Confrontational and deconstructionist approaches produced the dynamic pieces in “Fire at Will,” which includes print and video documentation of performance art by Valerie Export (exposed crotch and machine gun), Sigalit Landau (barded-wire hula hoop), and Charlotte Moorman (cello and camouflage uniform), along with Wendy Jacob’s eerie installation of inflated, animated blankets. In materials as well as subject matter, artists in this section attacked assumptions pertaining to art production. The violence of war, viewed as a male domain, prompted this theme. From Zineb Sedira’s nostalgic photograph of an Algerian ruin to Annette Messager’s skewered protest, these artists dealt with war-scarred landscapes and psyches. The female body as both canvas and subject in “The Body Slogan” addresses concepts of gender and identity, creating the most unified section of the exhibition. Jana Sterbak’s flesh dress of thinly sliced raw beef (completely dried by the time I saw it in June of 2010) resonates with the bloody visions of a nude Ana Mendieta holding a flapping, decapitated chicken. Marina Abramovic, Sonia Khurana, and Carolee Schneemann dance to their different drummers, while Tania Brugera, Louise Bourgeois, and Cindy Sherman consider the self-portrait as an exploratory genre.
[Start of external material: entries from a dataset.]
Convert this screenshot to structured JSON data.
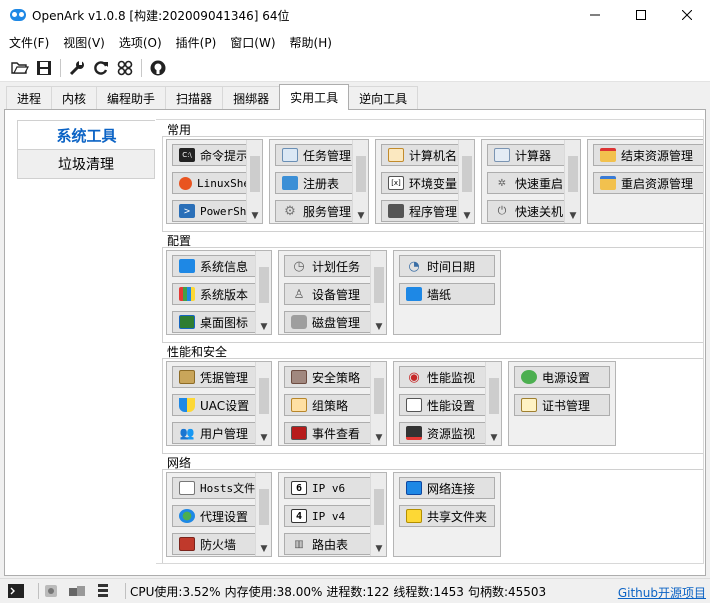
{
  "window": {
    "title": "OpenArk v1.0.8  [构建:202009041346]  64位",
    "controls": {
      "minimize": "─",
      "maximize": "☐",
      "close": "✕"
    }
  },
  "menu": [
    "文件(F)",
    "视图(V)",
    "选项(O)",
    "插件(P)",
    "窗口(W)",
    "帮助(H)"
  ],
  "toolbar": {
    "icons": [
      "open-folder-icon",
      "save-icon",
      "wrench-icon",
      "refresh-icon",
      "grid-icon",
      "github-icon"
    ]
  },
  "tabs": [
    {
      "label": "进程",
      "active": false
    },
    {
      "label": "内核",
      "active": false
    },
    {
      "label": "编程助手",
      "active": false
    },
    {
      "label": "扫描器",
      "active": false
    },
    {
      "label": "捆绑器",
      "active": false
    },
    {
      "label": "实用工具",
      "active": true
    },
    {
      "label": "逆向工具",
      "active": false
    }
  ],
  "sidebar": {
    "items": [
      {
        "label": "系统工具",
        "active": true
      },
      {
        "label": "垃圾清理",
        "active": false
      }
    ]
  },
  "sections": {
    "common": {
      "title": "常用",
      "groups": [
        [
          "命令提示",
          "LinuxShe",
          "PowerShe"
        ],
        [
          "任务管理",
          "注册表",
          "服务管理"
        ],
        [
          "计算机名",
          "环境变量",
          "程序管理"
        ],
        [
          "计算器",
          "快速重启",
          "快速关机"
        ],
        [
          "结束资源管理",
          "重启资源管理"
        ]
      ]
    },
    "config": {
      "title": "配置",
      "groups": [
        [
          "系统信息",
          "系统版本",
          "桌面图标"
        ],
        [
          "计划任务",
          "设备管理",
          "磁盘管理"
        ],
        [
          "时间日期",
          "墙纸"
        ]
      ]
    },
    "perf": {
      "title": "性能和安全",
      "groups": [
        [
          "凭据管理",
          "UAC设置",
          "用户管理"
        ],
        [
          "安全策略",
          "组策略",
          "事件查看"
        ],
        [
          "性能监视",
          "性能设置",
          "资源监视"
        ],
        [
          "电源设置",
          "证书管理"
        ]
      ]
    },
    "network": {
      "title": "网络",
      "groups": [
        [
          "Hosts文件",
          "代理设置",
          "防火墙"
        ],
        [
          "IP v6",
          "IP v4",
          "路由表"
        ],
        [
          "网络连接",
          "共享文件夹"
        ]
      ]
    }
  },
  "status": {
    "cpu": "CPU使用:3.52%",
    "mem": "内存使用:38.00%",
    "procs": "进程数:122",
    "threads": "线程数:1453",
    "handles": "句柄数:45503",
    "github": "Github开源项目"
  }
}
“Eccentric Abstraction,” with its unmistakable reference to the 1966 New York gallery exhibition curated by Lucy Lippard using the same title, functions as the lynchpin of elles. If we consider that the final two sections of the show focus more on design than art per se, then “Eccentric Abstraction” can be seen as positioned near the center of the exhibition. Our opinion of everything that we see before these pieces and after them becomes enhanced or reduced by the “craft” materials and offbeat treatment of shape and space in this section. Besides the classically deviant sculpture of Lee Bontecou and Eva Hesse, works here emphasize the power of repetition, both inside and outside the grid. The rhythm of marking, stacking, and stitching is claimed and perpetuated as essentially female within the context of this exhibition.
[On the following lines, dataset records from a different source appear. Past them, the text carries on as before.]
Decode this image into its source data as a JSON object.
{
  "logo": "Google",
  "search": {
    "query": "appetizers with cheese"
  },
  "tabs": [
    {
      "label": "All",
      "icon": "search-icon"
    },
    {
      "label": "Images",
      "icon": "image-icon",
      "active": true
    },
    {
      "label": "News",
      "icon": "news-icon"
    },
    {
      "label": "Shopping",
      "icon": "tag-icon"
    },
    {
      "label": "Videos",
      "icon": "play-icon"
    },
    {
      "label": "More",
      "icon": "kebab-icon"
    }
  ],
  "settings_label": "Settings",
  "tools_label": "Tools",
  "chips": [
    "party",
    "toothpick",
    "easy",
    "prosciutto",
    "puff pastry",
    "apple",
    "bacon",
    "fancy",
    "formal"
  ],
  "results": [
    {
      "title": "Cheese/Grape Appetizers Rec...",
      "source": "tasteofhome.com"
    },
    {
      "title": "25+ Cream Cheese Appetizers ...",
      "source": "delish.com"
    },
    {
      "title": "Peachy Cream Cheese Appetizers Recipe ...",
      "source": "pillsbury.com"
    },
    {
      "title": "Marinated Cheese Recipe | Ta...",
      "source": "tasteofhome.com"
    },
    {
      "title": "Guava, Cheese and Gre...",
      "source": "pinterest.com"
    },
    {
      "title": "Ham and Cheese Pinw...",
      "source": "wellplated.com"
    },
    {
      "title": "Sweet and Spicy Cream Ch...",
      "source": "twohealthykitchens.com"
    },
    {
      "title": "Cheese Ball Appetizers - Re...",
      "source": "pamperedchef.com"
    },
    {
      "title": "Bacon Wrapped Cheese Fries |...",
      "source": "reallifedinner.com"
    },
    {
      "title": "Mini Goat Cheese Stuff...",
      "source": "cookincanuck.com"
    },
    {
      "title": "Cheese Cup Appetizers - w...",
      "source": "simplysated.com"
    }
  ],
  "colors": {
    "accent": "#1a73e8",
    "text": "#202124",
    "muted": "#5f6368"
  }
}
In “Immaterials,” eccentric abstraction morphs into post-minimalist dialectics, with light and white as recurring motifs. “A Room of One’s Own” strays from the rigorous curatorial focus in the rest of the show, with several works seemingly shoehorned into this category. While Louise Nevelson’s sculptural installation, for example, may look like a wall unit for storage and display, its title Reflections of a Waterfall I suggests that the artist’s thoughts were elsewhere. Although Mona Hatoum’s circular structure resembles a tiny room, the video seen on the floor invades and exposes the universal physicality of the human body. The most ironic “room” is experienced in the 1975 video of Martha Rosler’s kitchen. “Words at Work,” while conflating text and visual narrative, nevertheless emphasizes the crucial component of language and storytelling within feminist art. From the literal messages of Jenny Holzer and Barbara Kruger to Eleanor Antin’s liberated black boots, we are reminded not only that women have stories to tell, but also that women tell them best.
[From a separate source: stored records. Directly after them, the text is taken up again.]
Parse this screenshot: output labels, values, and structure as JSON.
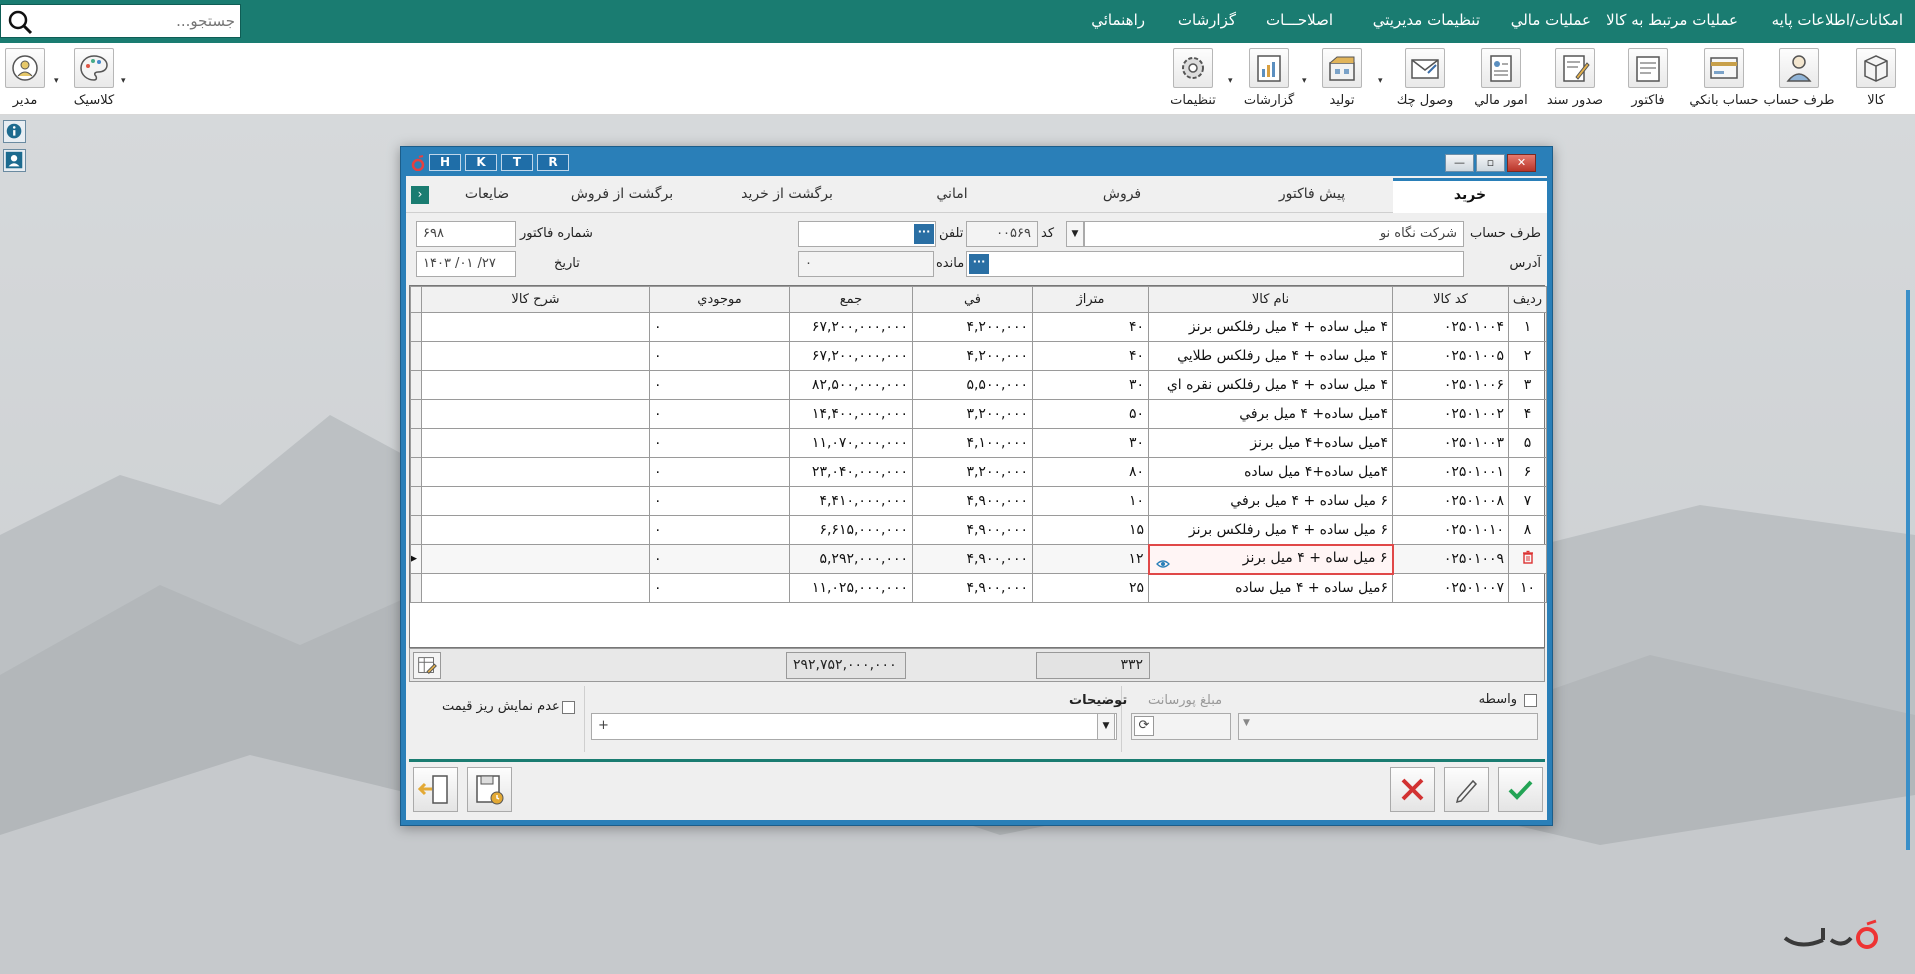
{
  "menubar": {
    "items": [
      "امکانات/اطلاعات پایه",
      "عملیات مرتبط به کالا",
      "عملیات مالي",
      "تنظيمات مديريتي",
      "اصلاحـــات",
      "گزارشات",
      "راهنمائي"
    ],
    "search_placeholder": "جستجو..."
  },
  "toolbar": {
    "items": [
      "کالا",
      "طرف حساب",
      "حساب بانکي",
      "فاکتور",
      "صدور سند",
      "امور مالي",
      "وصول چك",
      "توليد",
      "گزارشات",
      "تنظيمات"
    ],
    "left_items": [
      "مدیر",
      "کلاسیک"
    ]
  },
  "dialog": {
    "letter_buttons": [
      "H",
      "K",
      "T",
      "R"
    ],
    "tabs": [
      "خرید",
      "پیش فاکتور",
      "فروش",
      "اماني",
      "برگشت از خرید",
      "برگشت از فروش",
      "ضایعات"
    ],
    "active_tab": "خرید",
    "header": {
      "account_label": "طرف حساب",
      "account_value": "شرکت نگاه نو",
      "code_label": "کد",
      "code_value": "۰۰۵۶۹",
      "phone_label": "تلفن",
      "phone_value": "",
      "invoice_no_label": "شماره فاکتور",
      "invoice_no_value": "۶۹۸",
      "address_label": "آدرس",
      "address_value": "",
      "balance_label": "مانده",
      "balance_value": "۰",
      "date_label": "تاریخ",
      "date_value": "۱۴۰۳ /۰۱ /۲۷"
    },
    "grid": {
      "columns": [
        "ردیف",
        "کد کالا",
        "نام کالا",
        "متراژ",
        "في",
        "جمع",
        "موجودي",
        "شرح کالا"
      ],
      "rows": [
        {
          "row": "۱",
          "code": "۰۲۵۰۱۰۰۴",
          "name": "۴ میل ساده + ۴ میل رفلکس برنز",
          "qty": "۴۰",
          "price": "۴,۲۰۰,۰۰۰",
          "total": "۶۷,۲۰۰,۰۰۰,۰۰۰",
          "stock": "۰",
          "desc": ""
        },
        {
          "row": "۲",
          "code": "۰۲۵۰۱۰۰۵",
          "name": "۴ میل ساده + ۴ میل رفلکس طلایي",
          "qty": "۴۰",
          "price": "۴,۲۰۰,۰۰۰",
          "total": "۶۷,۲۰۰,۰۰۰,۰۰۰",
          "stock": "۰",
          "desc": ""
        },
        {
          "row": "۳",
          "code": "۰۲۵۰۱۰۰۶",
          "name": "۴ میل ساده + ۴ میل رفلکس نقره اي",
          "qty": "۳۰",
          "price": "۵,۵۰۰,۰۰۰",
          "total": "۸۲,۵۰۰,۰۰۰,۰۰۰",
          "stock": "۰",
          "desc": ""
        },
        {
          "row": "۴",
          "code": "۰۲۵۰۱۰۰۲",
          "name": "۴میل ساده+ ۴ میل برفي",
          "qty": "۵۰",
          "price": "۳,۲۰۰,۰۰۰",
          "total": "۱۴,۴۰۰,۰۰۰,۰۰۰",
          "stock": "۰",
          "desc": ""
        },
        {
          "row": "۵",
          "code": "۰۲۵۰۱۰۰۳",
          "name": "۴میل ساده+۴ میل برنز",
          "qty": "۳۰",
          "price": "۴,۱۰۰,۰۰۰",
          "total": "۱۱,۰۷۰,۰۰۰,۰۰۰",
          "stock": "۰",
          "desc": ""
        },
        {
          "row": "۶",
          "code": "۰۲۵۰۱۰۰۱",
          "name": "۴میل ساده+۴ میل ساده",
          "qty": "۸۰",
          "price": "۳,۲۰۰,۰۰۰",
          "total": "۲۳,۰۴۰,۰۰۰,۰۰۰",
          "stock": "۰",
          "desc": ""
        },
        {
          "row": "۷",
          "code": "۰۲۵۰۱۰۰۸",
          "name": "۶ میل ساده + ۴ میل برفي",
          "qty": "۱۰",
          "price": "۴,۹۰۰,۰۰۰",
          "total": "۴,۴۱۰,۰۰۰,۰۰۰",
          "stock": "۰",
          "desc": ""
        },
        {
          "row": "۸",
          "code": "۰۲۵۰۱۰۱۰",
          "name": "۶ میل ساده + ۴ میل رفلکس برنز",
          "qty": "۱۵",
          "price": "۴,۹۰۰,۰۰۰",
          "total": "۶,۶۱۵,۰۰۰,۰۰۰",
          "stock": "۰",
          "desc": ""
        },
        {
          "row": "",
          "code": "۰۲۵۰۱۰۰۹",
          "name": "۶ میل ساه + ۴ میل برنز",
          "qty": "۱۲",
          "price": "۴,۹۰۰,۰۰۰",
          "total": "۵,۲۹۲,۰۰۰,۰۰۰",
          "stock": "۰",
          "desc": ""
        },
        {
          "row": "۱۰",
          "code": "۰۲۵۰۱۰۰۷",
          "name": "۶میل ساده + ۴ میل ساده",
          "qty": "۲۵",
          "price": "۴,۹۰۰,۰۰۰",
          "total": "۱۱,۰۲۵,۰۰۰,۰۰۰",
          "stock": "۰",
          "desc": ""
        }
      ],
      "sum_total": "۲۹۲,۷۵۲,۰۰۰,۰۰۰",
      "sum_qty": "۳۳۲"
    },
    "lower": {
      "broker_label": "واسطه",
      "commission_label": "مبلغ پورسانت",
      "notes_label": "توضيحات",
      "notes_value": "+",
      "hide_price_label": "عدم نمایش ریز قیمت"
    }
  }
}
On seeing an exhibition of this magnitude focusing exclusively on women’s art, it is very hard to imagine how its curator could suggest that the “representation of women versus men is, ultimately, no longer important.” Moreau’s show underscores the fact that museums have only just begun to demonstrate the advances in post-1960 women’s art, let alone to explore work by early women modernists that explores their differences from male pioneers.